Byculla's hoarding drama queen has steadily climbed police charts too

Mumbai: Sapna Pareira alias Mandal, the 48-year-old who climbed a 70-foot commercial hoarding at Byculla on Wednesday and brought traffic to a crawl for four hours, has been variously described as mentally unstable and a victim of circumstances. Police records, though, say otherwise. Mandal figures in the list of top 10 criminals in Juhu police station.
A widow for 10 years now, the resident of Vile Parle's Hanuman Chawl has at least 38 criminal cases registered against her, ranging from theft and house break-ins to assault and even murder.
Mandal was married to Hillary Pareira who died a few years ago. She has a 16-year-old daughter. “Mandal's name first cropped up in a theft case in 1994. She was arrested and granted bail. This was just the beginning and she has never looked back,“ said a police officer from Juhu police station, which has 29 of the 38 cases registered against her.

On Wednesday morning, Mandal climbed the iron supports of a hoarding next to the Byculla railway tracks, and threatened to jump off it.
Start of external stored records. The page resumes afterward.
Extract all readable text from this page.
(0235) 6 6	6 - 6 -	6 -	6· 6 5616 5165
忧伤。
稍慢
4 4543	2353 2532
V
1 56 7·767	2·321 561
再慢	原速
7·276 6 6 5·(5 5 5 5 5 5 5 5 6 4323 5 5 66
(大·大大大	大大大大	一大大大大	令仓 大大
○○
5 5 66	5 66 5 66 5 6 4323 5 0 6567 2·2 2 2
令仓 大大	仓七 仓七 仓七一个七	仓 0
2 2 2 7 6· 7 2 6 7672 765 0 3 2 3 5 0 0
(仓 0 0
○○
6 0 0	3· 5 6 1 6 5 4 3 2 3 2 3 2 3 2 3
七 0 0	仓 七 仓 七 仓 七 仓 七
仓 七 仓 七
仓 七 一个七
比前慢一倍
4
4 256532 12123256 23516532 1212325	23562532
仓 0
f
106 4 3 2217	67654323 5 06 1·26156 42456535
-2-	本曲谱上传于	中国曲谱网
The high voltage drama, which caused a heavy traffic jam and drew in hundreds of gaping onlookers, continued from 11am to 3pm, when the fire brigade brought her down.

“Mandal said this was her way of agitating against some of her neighbours who wanted to evict her from her shanty. She did not register a complaint but simply went on to attempt suicide,“ said a police officer from J J Marg police station and added they did not register a suicide attempt case.
“In most criminal cases in the past, she was arrested and charge sheeted. A month ago, Juhu police held her in a house break-in at Cooper Hospital from where she stole iron rods,“ said an officer. “She is among the top 10 criminals in the Juhu police station's list,“ added Rajendra Chavan, senior police inspector of Juhu police station.

“She lives with a friend, one Gawda, who arranges for her bail every time,“ said a cop.
Her daughter studies in a boarding school in Panchgani where she was admitted with the help of a charitable trust.

So what does Mandal do for a living? “My mother is a ragpicker,“ replied her daughter.